The Fairbanks Women’s Rugby Club may not be an official UAF intercollegiate sport, but that does not change the team’s dedication. During full season, the team practices at least twice a week, Allison said, and more often if there is a big tournament in the near future. The team practices Tuesday and Thursday nights from 7 p.m. to 9 p.m. on the field in front of the Student Recreation Center (SRC). There are about two games a month, and the team usually has to travel to get to them.

“There really aren’t any other teams in the Fairbanks area,” team captain Laura Robinson said. “So anytime we want to play another team, we have to travel there or they travel here. Either way, there’s a lot of traveling involved in each season.”

However, when the team does have a tournament, they make the most of it. During each out-of-town or state tournament, the team plays up to four games in one day.

“It’s fairly strenuous,” Allison said, “but my players are really devoted and they just keep going. I mean, there are subs during the game, of course. It’s important for everyone to have game time. You don’t learn the game unless you’re out there on the field.”

The team competed in a number of different tournaments this year, both in state and out. These competitions ranged from a single game to a weekend-long tournament. This year, the team traveled to Anchorage, Kenai, and the 2011 Maggot Fest in Missoula, Mont. The most successful game for the team and the highlight of this fall’s season was the Alaska State Championship in Anchorage, Allison said, despite its proximity to the team’s hometown.

“Yeah, I like to think we pretty well demolished the other team,” Allison said with a laugh, “I was really proud.”

The sport also has its downsides. Allison chuckled and leaned back in his chair as  he recalled his many rugby-related injuries.

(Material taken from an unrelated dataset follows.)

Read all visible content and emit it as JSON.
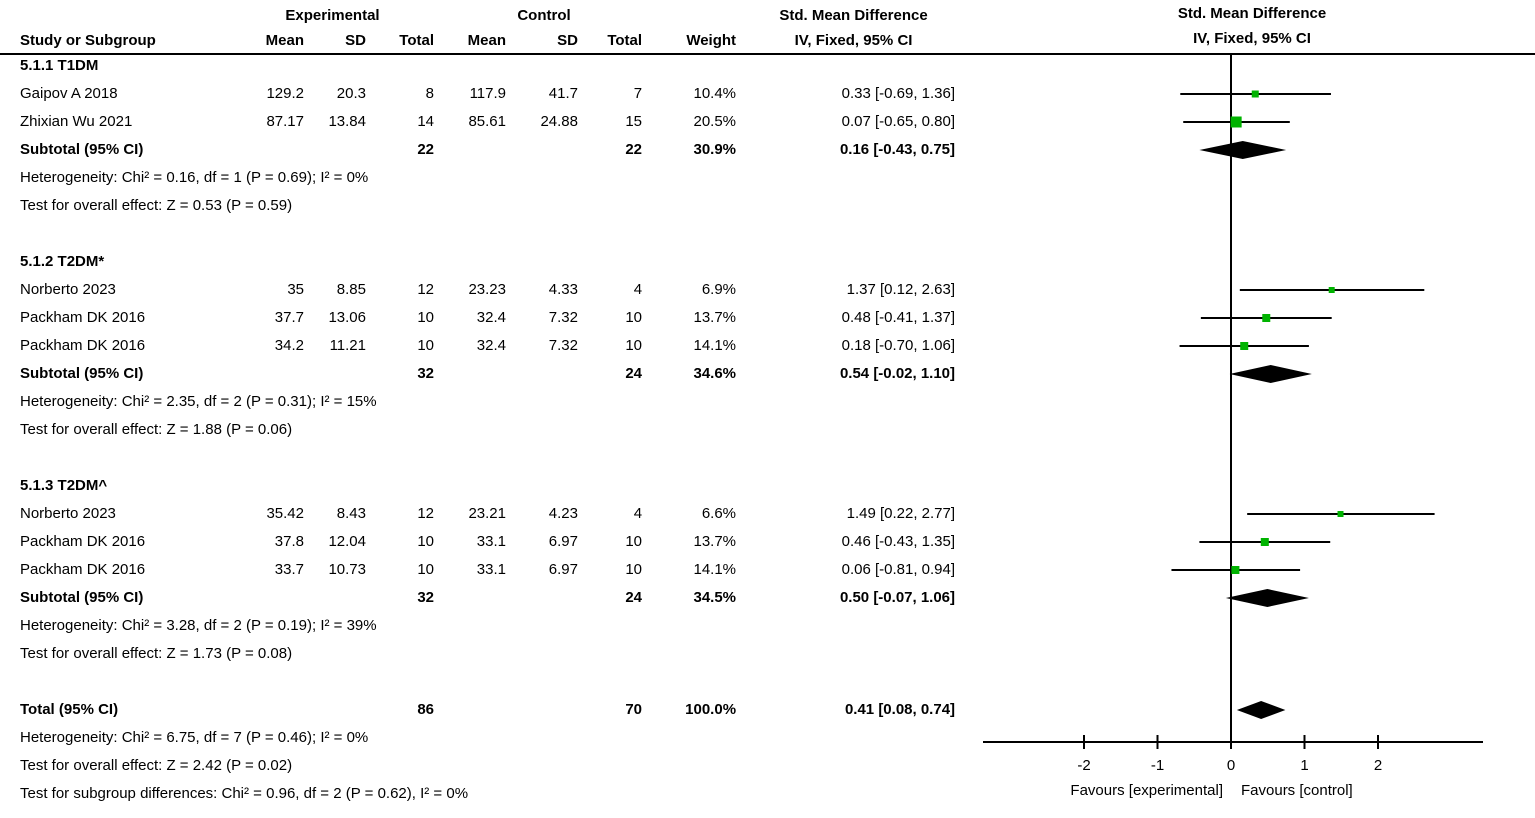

“Yeah, I’ve had quite the past of injuries,” Allison said, “Broke my nose seven times, separated both shoulders, broke my hand and foot. I think the worst was when I bruised my kidneys. That hurt really bad, but I finished that game though. Once you get into the game, you can’t let it go. That’s just how it is.”

Although the official season is over, most of the team cannot wait until next spring to play, Allison said. They sometimes meet inside the SRC during the winter. He invites anyone to come and try it out, but warns that once you get hooked, there’s no going back.